A family with two kids, a boy and a girl, stood arguing — loudly — in the cereal aisle. The kids wanted Pop Tarts and couldn’t agree on a flavor. Dad yelled that no way would they buy a box of each because they wouldn’t be here that long, and besides, look at those prices! Mom hesitated because she wasn’t sure whether there was a toaster at the house.
This bothered absolutely nobody, but it was yet another reminder that tourism has spread far into the everyday corners of local life. They’re grocery shopping in neighborhood stores to buy food for the vacation rentals they’re staying at next door. Of course they are. What’s the point of eating out when you’re renting a house that has a kitchen? In places where it used to be just the old-timers pushing carts on a weekday morning with an envelope full of coupons in their hands, angling for the cans of corned beef that are on special, now there are people with lots of questions about different items, people taking cellphone photos of fruit, people searching for familiar brands on the unfamiliar shelves of a Hawaii market that has long catered to Hawaii tastes.
This isn’t necessarily a bad thing, and this is not teed up to be a complaint or lament, merely an observation of another way Hawaii is changing and how tourism is growing in numbers and in social impact but tourists aren’t spending as much money while they’re here.

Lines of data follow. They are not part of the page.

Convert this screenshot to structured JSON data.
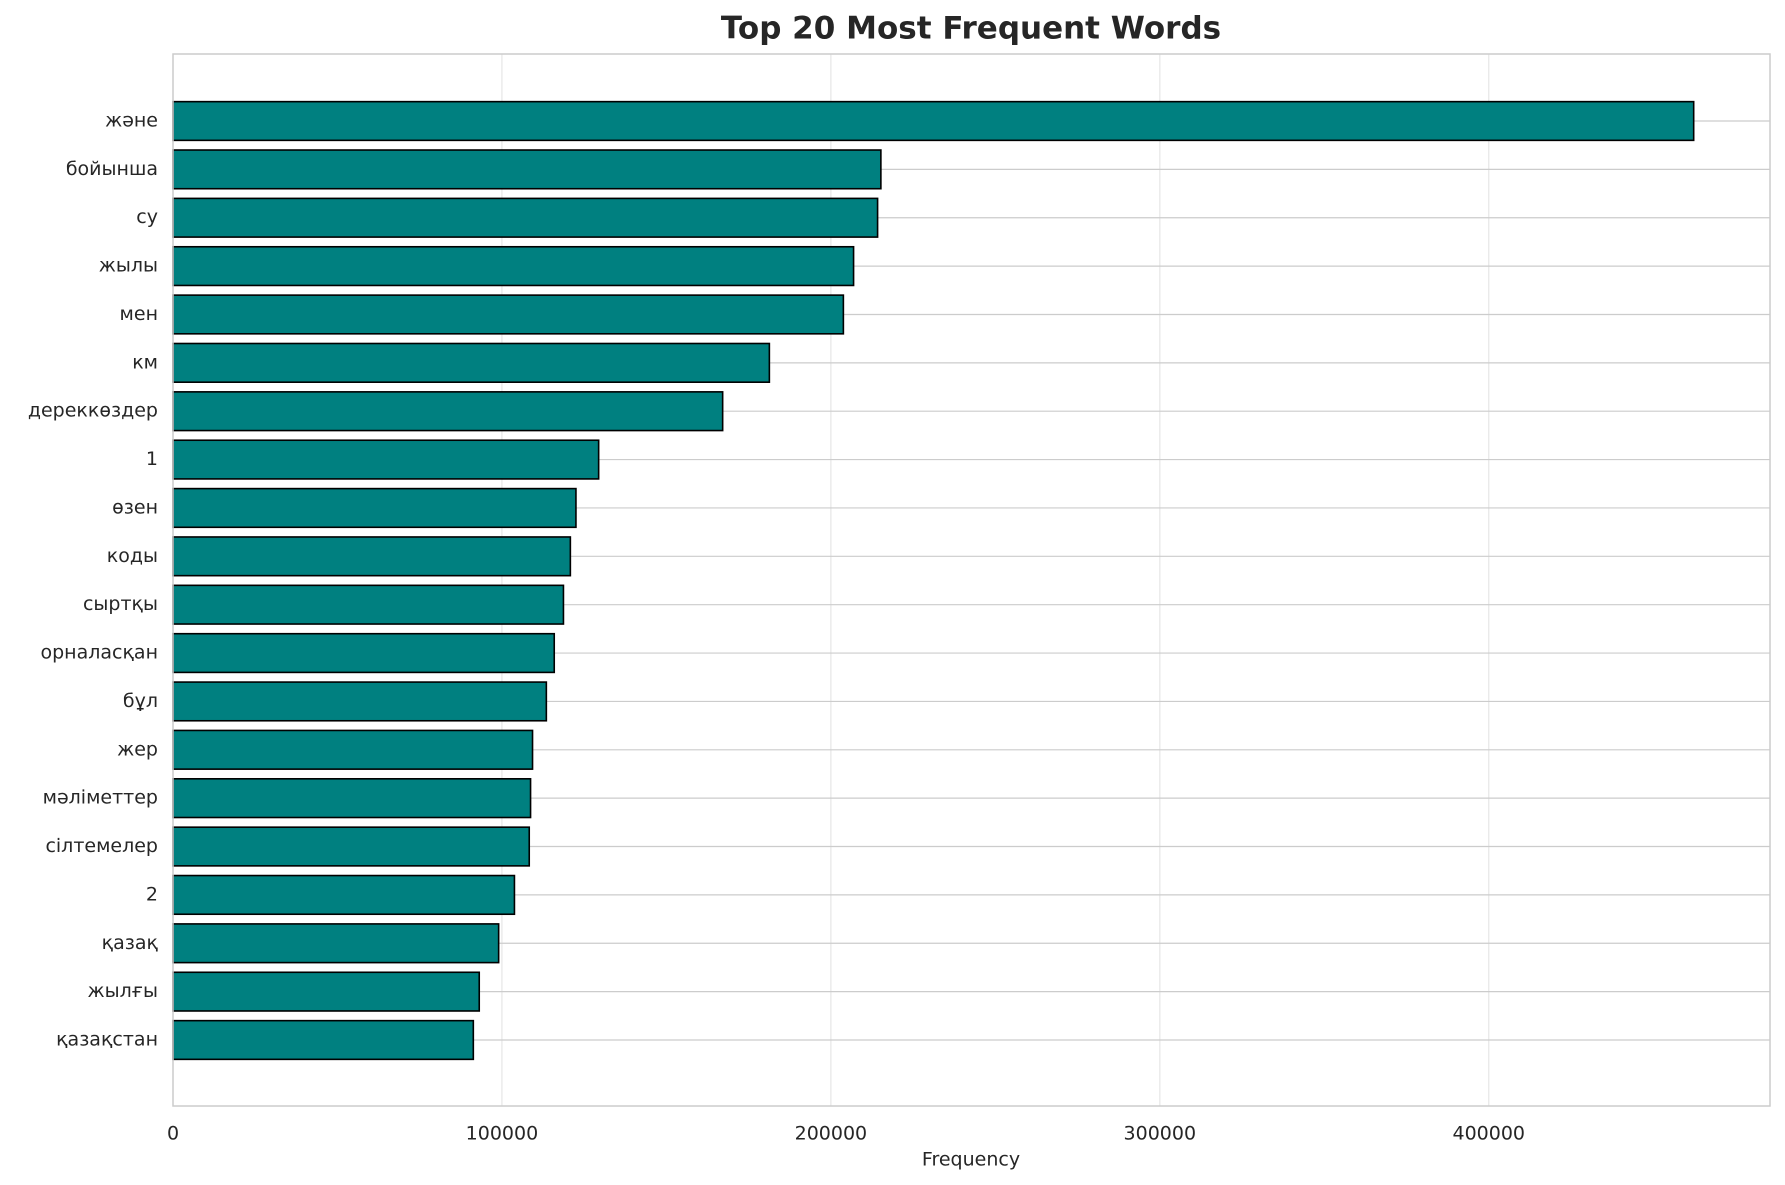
{
  "chart_data": {
    "type": "barh",
    "title": "Top 20 Most Frequent Words",
    "xlabel": "Frequency",
    "categories": [
      "және",
      "бойынша",
      "су",
      "жылы",
      "мен",
      "км",
      "дереккөздер",
      "1",
      "өзен",
      "коды",
      "сыртқы",
      "орналасқан",
      "бұл",
      "жер",
      "мәліметтер",
      "сілтемелер",
      "2",
      "қазақ",
      "жылғы",
      "қазақстан"
    ],
    "values": [
      462300,
      215200,
      214200,
      206900,
      203800,
      181300,
      167100,
      129400,
      122500,
      120800,
      118700,
      115900,
      113500,
      109300,
      108700,
      108300,
      103800,
      99000,
      93100,
      91300
    ],
    "color": "#008080",
    "edgecolor": "#000000",
    "xlim": [
      0,
      485500
    ],
    "xticks": [
      0,
      100000,
      200000,
      300000,
      400000
    ],
    "grid": true
  }
}
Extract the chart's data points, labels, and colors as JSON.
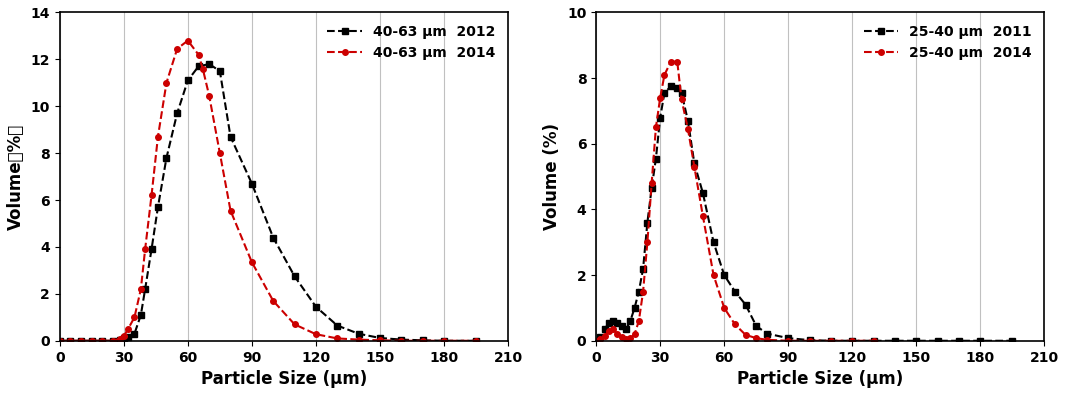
{
  "left": {
    "black_x": [
      0,
      5,
      10,
      15,
      20,
      25,
      28,
      30,
      32,
      35,
      38,
      40,
      43,
      46,
      50,
      55,
      60,
      65,
      70,
      75,
      80,
      90,
      100,
      110,
      120,
      130,
      140,
      150,
      160,
      170,
      180,
      195
    ],
    "black_y": [
      0,
      0,
      0,
      0,
      0,
      0,
      0.05,
      0.1,
      0.15,
      0.3,
      1.1,
      2.2,
      3.9,
      5.7,
      7.8,
      9.7,
      11.1,
      11.7,
      11.8,
      11.5,
      8.7,
      6.7,
      4.4,
      2.75,
      1.45,
      0.65,
      0.3,
      0.12,
      0.05,
      0.02,
      0.0,
      0.0
    ],
    "red_x": [
      0,
      5,
      10,
      15,
      20,
      25,
      28,
      30,
      32,
      35,
      38,
      40,
      43,
      46,
      50,
      55,
      60,
      65,
      67,
      70,
      75,
      80,
      90,
      100,
      110,
      120,
      130,
      140,
      150,
      160,
      170,
      180,
      195
    ],
    "red_y": [
      0,
      0,
      0,
      0,
      0,
      0,
      0.08,
      0.2,
      0.5,
      1.0,
      2.2,
      3.9,
      6.2,
      8.7,
      11.0,
      12.45,
      12.8,
      12.2,
      11.6,
      10.45,
      8.0,
      5.55,
      3.35,
      1.7,
      0.7,
      0.28,
      0.1,
      0.05,
      0.02,
      0.0,
      0.0,
      0.0,
      0.0
    ],
    "ylabel": "Volume（%）",
    "xlabel": "Particle Size (μm)",
    "ylim": [
      0,
      14
    ],
    "xlim": [
      0,
      210
    ],
    "yticks": [
      0,
      2,
      4,
      6,
      8,
      10,
      12,
      14
    ],
    "xticks": [
      0,
      30,
      60,
      90,
      120,
      150,
      180,
      210
    ],
    "legend1": "40-63 μm  2012",
    "legend2": "40-63 μm  2014"
  },
  "right": {
    "black_x": [
      0,
      2,
      4,
      6,
      8,
      10,
      12,
      14,
      16,
      18,
      20,
      22,
      24,
      26,
      28,
      30,
      32,
      35,
      38,
      40,
      43,
      46,
      50,
      55,
      60,
      65,
      70,
      75,
      80,
      90,
      100,
      110,
      120,
      130,
      140,
      150,
      160,
      170,
      180,
      195
    ],
    "black_y": [
      0,
      0.1,
      0.35,
      0.55,
      0.6,
      0.55,
      0.45,
      0.35,
      0.6,
      1.0,
      1.5,
      2.2,
      3.6,
      4.65,
      5.55,
      6.8,
      7.55,
      7.75,
      7.7,
      7.55,
      6.7,
      5.4,
      4.5,
      3.0,
      2.0,
      1.5,
      1.1,
      0.45,
      0.22,
      0.08,
      0.02,
      0.0,
      0.0,
      0.0,
      0.0,
      0.0,
      0.0,
      0.0,
      0.0,
      0.0
    ],
    "red_x": [
      0,
      2,
      4,
      6,
      8,
      10,
      12,
      14,
      16,
      18,
      20,
      22,
      24,
      26,
      28,
      30,
      32,
      35,
      38,
      40,
      43,
      46,
      50,
      55,
      60,
      65,
      70,
      75,
      80,
      90,
      100,
      110,
      120,
      130
    ],
    "red_y": [
      0,
      0.05,
      0.15,
      0.3,
      0.35,
      0.2,
      0.1,
      0.05,
      0.08,
      0.2,
      0.6,
      1.5,
      3.0,
      4.8,
      6.5,
      7.4,
      8.1,
      8.5,
      8.5,
      7.35,
      6.45,
      5.3,
      3.8,
      2.0,
      1.0,
      0.5,
      0.18,
      0.08,
      0.03,
      0.0,
      0.0,
      0.0,
      0.0,
      0.0
    ],
    "ylabel": "Volume (%)",
    "xlabel": "Particle Size (μm)",
    "ylim": [
      0,
      10
    ],
    "xlim": [
      0,
      210
    ],
    "yticks": [
      0,
      2,
      4,
      6,
      8,
      10
    ],
    "xticks": [
      0,
      30,
      60,
      90,
      120,
      150,
      180,
      210
    ],
    "legend1": "25-40 μm  2011",
    "legend2": "25-40 μm  2014"
  },
  "bg_color": "#ffffff",
  "grid_color": "#c0c0c0",
  "black_color": "#000000",
  "red_color": "#cc0000"
}
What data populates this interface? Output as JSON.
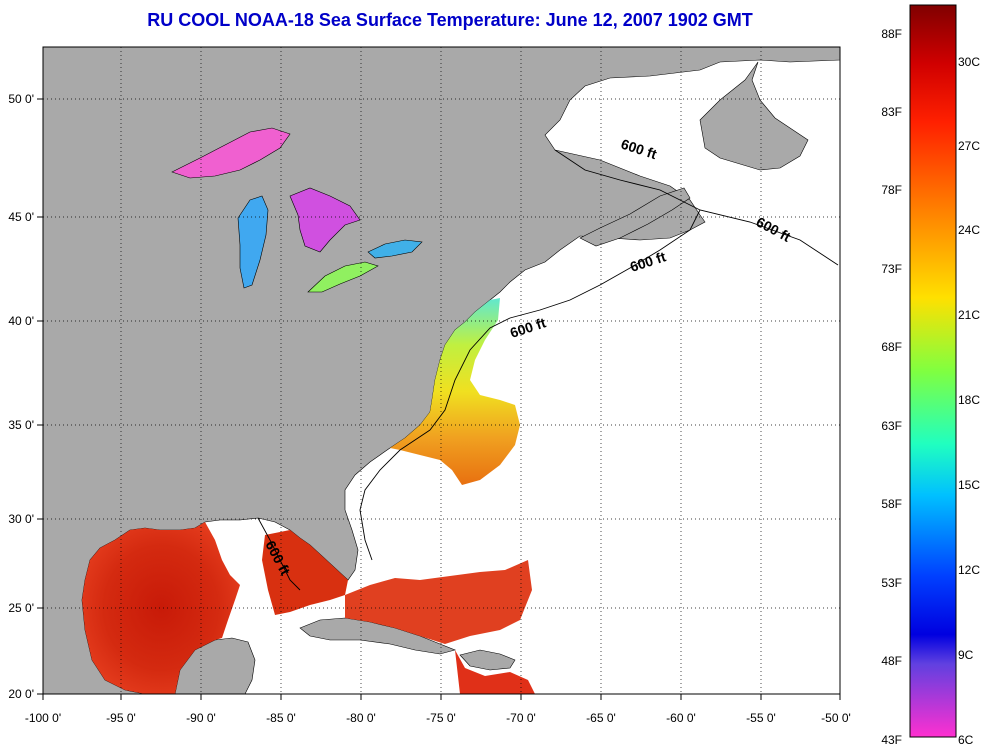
{
  "title": "RU COOL  NOAA-18  Sea Surface Temperature:  June 12, 2007 1902 GMT",
  "lon_ticks": [
    "-100 0'",
    "-95 0'",
    "-90 0'",
    "-85 0'",
    "-80 0'",
    "-75 0'",
    "-70 0'",
    "-65 0'",
    "-60 0'",
    "-55 0'",
    "-50 0'"
  ],
  "lat_ticks": [
    "50 0'",
    "45 0'",
    "40 0'",
    "35 0'",
    "30 0'",
    "25 0'",
    "20 0'"
  ],
  "contour_labels": [
    "600 ft",
    "600 ft",
    "600 ft",
    "600 ft",
    "600 ft"
  ],
  "colorbar": {
    "fahrenheit": [
      "88F",
      "83F",
      "78F",
      "73F",
      "68F",
      "63F",
      "58F",
      "53F",
      "48F",
      "43F"
    ],
    "celsius": [
      "30C",
      "27C",
      "24C",
      "21C",
      "18C",
      "15C",
      "12C",
      "9C",
      "6C"
    ]
  },
  "colors": {
    "title": "#0000c8",
    "land": "#a9a9a9",
    "ocean": "#ffffff"
  }
}
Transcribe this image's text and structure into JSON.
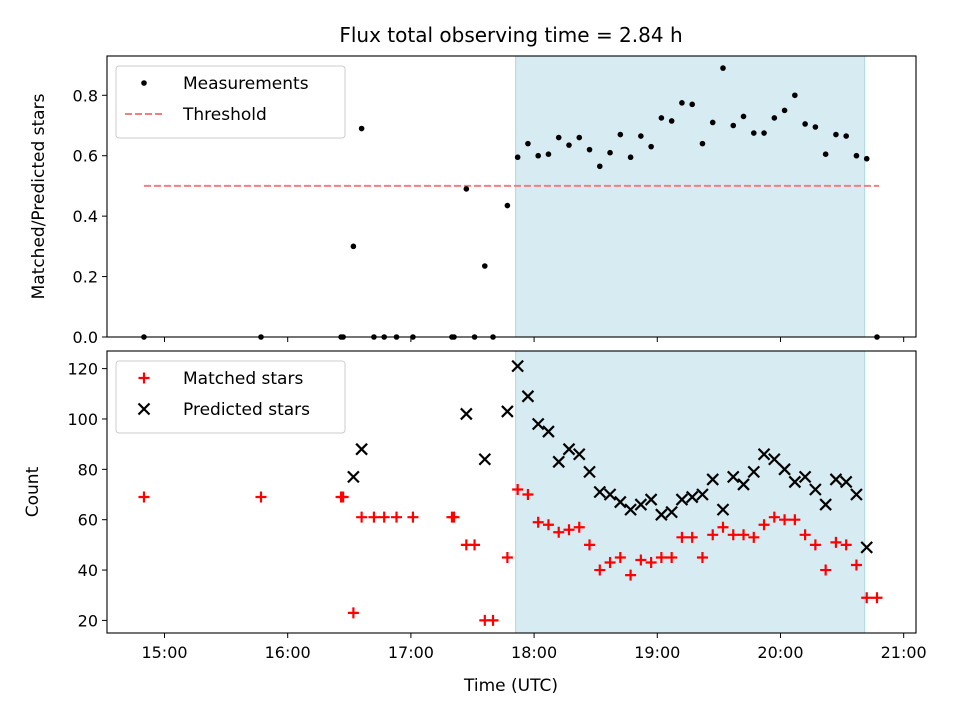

Places like Sueoka’s in Koloa and the old Foodland at Ala Moana have seen sandy-legged, sunburned malihini customers for years. Even back in the ’70s, tourists would wander around the cement floor and narrow aisles of Sueoka marveling over fruit they had never seen before, poking at the trays of whole fish wrapped in plastic wrap and making jokes about poi while searching for familiar brands of pop. It’s no wonder Sueoka’s eventually morphed into an ABC store.
Other places, though, used to seem far outside of the tourism zone. Not like tourists weren’t welcome, but they just wouldn’t come, and that layer of showmanship and not-quite-authentic Hawaii-ness didn’t need to intrude on the vibe of a store that smelled of fish and overripe soursop.
This is happening all over, though, not just here. In remote places around the world, residents are finding strangers in strange places, eating at hyperlocal establishments, sleeping in local houses, buying stuff at markets that had long been providing for the needs of folks who live there, not necessarily for those just passing through.
The stores probably love it; capitalism loves an expanding consumer base, and there’s tripe and kulolo enough for everyone. What’s to complain about? But there is effort in welcoming strangers into town, letting down one’s guard, taking the time to explain stuff that seems obvious to those who live here. The burden of adjusting always seems to fall on the residents to make room and be nice.